Bronx County, N.Y., Civil Court Judge John Kelley’s June 18 decision came after an intermediate state appeals court overruled another judge who imposed a two-year order of protection, citing aggravating circumstances.

On one occasion the man chased the mother and child at speeds of up to 50 miles per hour, trapped her between other cars, got out of his car and started banging on her window. She escaped by driving in reverse down a one-way street. The order of says the man cannot have any contact with the woman except to arrange visits with their children.

INSURANCE LAW
Bad Faith Established

PHILADELPHIA — More than 16 years after the litigation began and two years after a state appeals court granted a new trial to a couple pursuing a bad-faith claim against their insurance carrier, a trial judge has levied $18 million in punitive damages and $3 million in attorney fees against Nationwide Mutual Insurance Co.

The Bergs alleged that Nationwide knowingly returned to them a vehicle with structural damages despite four months of repairs following a collision and then paid millions to drag out the litigation of their disputed insurance claim, according to court documents.
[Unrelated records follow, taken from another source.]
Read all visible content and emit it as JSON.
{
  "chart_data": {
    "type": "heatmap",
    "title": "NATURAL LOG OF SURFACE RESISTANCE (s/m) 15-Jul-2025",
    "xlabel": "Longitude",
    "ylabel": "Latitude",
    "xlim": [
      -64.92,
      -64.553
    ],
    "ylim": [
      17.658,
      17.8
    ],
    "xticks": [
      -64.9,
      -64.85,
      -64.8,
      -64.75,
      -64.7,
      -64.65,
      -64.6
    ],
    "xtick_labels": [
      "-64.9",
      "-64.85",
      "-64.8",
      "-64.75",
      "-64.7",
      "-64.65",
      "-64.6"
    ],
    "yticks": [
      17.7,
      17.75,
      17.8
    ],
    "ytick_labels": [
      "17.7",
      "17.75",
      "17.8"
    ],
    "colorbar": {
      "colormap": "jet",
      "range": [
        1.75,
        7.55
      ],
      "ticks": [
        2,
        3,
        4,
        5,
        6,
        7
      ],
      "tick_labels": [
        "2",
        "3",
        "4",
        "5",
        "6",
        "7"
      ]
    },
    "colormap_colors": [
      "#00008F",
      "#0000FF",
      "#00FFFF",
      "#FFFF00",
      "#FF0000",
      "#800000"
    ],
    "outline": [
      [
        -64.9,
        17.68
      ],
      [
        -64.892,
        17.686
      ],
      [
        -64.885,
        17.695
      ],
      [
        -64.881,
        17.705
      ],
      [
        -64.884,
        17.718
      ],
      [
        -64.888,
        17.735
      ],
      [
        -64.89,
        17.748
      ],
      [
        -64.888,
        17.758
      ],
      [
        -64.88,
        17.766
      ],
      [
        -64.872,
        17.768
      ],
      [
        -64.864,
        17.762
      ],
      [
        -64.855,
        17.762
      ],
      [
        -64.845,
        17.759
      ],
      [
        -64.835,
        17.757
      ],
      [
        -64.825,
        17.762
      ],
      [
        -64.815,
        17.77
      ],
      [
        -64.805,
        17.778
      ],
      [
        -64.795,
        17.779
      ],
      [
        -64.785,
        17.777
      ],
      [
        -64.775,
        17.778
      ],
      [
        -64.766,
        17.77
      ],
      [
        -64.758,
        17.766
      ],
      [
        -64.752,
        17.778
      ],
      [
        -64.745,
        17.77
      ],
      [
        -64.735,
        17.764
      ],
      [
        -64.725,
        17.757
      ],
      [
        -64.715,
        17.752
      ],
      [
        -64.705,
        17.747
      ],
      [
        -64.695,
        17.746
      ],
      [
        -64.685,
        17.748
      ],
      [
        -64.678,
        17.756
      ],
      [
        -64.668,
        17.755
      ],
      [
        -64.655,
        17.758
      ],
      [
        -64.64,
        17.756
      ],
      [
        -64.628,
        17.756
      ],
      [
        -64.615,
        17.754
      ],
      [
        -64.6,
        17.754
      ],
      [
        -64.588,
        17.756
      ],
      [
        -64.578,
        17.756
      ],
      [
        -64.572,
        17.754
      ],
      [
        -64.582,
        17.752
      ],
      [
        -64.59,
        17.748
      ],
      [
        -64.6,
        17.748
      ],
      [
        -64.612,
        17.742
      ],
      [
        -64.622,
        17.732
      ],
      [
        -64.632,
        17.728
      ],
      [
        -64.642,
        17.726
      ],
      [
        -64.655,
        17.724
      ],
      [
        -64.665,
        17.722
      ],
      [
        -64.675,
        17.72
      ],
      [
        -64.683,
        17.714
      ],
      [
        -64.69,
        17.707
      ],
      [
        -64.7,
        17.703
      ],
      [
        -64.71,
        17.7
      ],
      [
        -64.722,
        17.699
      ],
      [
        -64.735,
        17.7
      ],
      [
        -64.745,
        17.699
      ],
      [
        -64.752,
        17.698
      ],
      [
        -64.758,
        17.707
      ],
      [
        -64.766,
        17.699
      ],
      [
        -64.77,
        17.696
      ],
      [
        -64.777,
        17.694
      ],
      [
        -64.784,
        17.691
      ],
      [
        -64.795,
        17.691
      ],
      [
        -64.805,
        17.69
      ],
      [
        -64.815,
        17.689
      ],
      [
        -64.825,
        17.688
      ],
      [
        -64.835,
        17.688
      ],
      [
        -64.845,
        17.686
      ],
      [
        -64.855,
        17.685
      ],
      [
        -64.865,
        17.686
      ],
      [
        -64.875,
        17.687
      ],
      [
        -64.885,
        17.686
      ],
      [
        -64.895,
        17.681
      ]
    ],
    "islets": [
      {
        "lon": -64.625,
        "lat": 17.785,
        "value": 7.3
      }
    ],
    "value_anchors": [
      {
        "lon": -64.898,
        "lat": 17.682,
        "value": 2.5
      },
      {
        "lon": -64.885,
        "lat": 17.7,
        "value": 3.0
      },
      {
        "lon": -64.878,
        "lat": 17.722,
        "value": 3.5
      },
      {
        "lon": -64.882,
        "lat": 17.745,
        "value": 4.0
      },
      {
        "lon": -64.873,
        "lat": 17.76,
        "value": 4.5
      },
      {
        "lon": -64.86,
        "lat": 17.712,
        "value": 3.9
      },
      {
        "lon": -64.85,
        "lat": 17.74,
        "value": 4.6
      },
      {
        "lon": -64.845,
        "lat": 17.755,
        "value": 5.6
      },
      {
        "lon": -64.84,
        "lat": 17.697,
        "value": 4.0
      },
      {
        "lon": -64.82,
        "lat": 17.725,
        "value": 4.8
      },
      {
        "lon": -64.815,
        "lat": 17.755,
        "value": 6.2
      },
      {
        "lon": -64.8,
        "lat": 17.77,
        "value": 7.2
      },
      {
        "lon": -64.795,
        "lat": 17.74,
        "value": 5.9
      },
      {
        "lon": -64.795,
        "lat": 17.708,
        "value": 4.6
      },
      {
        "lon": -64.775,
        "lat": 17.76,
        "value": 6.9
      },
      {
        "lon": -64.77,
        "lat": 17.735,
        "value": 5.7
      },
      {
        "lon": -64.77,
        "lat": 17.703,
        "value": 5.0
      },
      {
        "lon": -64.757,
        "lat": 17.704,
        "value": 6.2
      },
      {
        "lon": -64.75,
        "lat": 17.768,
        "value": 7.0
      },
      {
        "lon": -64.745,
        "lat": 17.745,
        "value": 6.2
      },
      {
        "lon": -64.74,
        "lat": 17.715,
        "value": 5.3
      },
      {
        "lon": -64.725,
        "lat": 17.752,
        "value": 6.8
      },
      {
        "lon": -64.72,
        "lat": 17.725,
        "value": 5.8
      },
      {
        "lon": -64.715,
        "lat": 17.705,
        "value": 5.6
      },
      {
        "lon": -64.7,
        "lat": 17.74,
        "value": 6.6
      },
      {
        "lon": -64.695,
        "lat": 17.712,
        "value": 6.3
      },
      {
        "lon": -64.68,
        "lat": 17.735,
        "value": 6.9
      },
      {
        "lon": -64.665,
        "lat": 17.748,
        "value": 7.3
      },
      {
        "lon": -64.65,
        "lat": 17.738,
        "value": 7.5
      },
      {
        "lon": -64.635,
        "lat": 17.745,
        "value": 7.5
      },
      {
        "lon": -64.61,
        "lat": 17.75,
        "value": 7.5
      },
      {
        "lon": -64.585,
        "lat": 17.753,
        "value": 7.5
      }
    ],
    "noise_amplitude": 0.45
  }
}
On June 12, Berks County, Pa., Common Pleas Judge Jeffrey Sprecher found that “Nationwide strong-armed its own policyholder rather than negotiating in good faith to compensate plaintiff for the loss suffered in the automobile collision.”

INTELLECTUAL PROPERTY
Data Ordered Returned

SAN JOSE — A state judge agreed on June 24 to help SanDisk Corp. retrieve trade secrets it says were stolen by a competitor in a case that sparked an overseas arrest in March.

Santa Clara County, Calif., Superior Court Judge Peter Kirwan said he would issue a preliminary injunction requiring South Korea-based SK Hynix Inc. to hand over the alleged secrets, despite Hynix’s protest that the order could cripple its business. “I want whatever was taken,” Kirwan said, “in whatever forms, whether it’s been used in other documents, other things — I want it returned.”

SanDisk claims a former employee took 10 gigabytes of confidential data when he defected to Hynix in 2008. SanDisk was tipped off to the theft in January, the company said, and the engineer was arrested in Tokyo.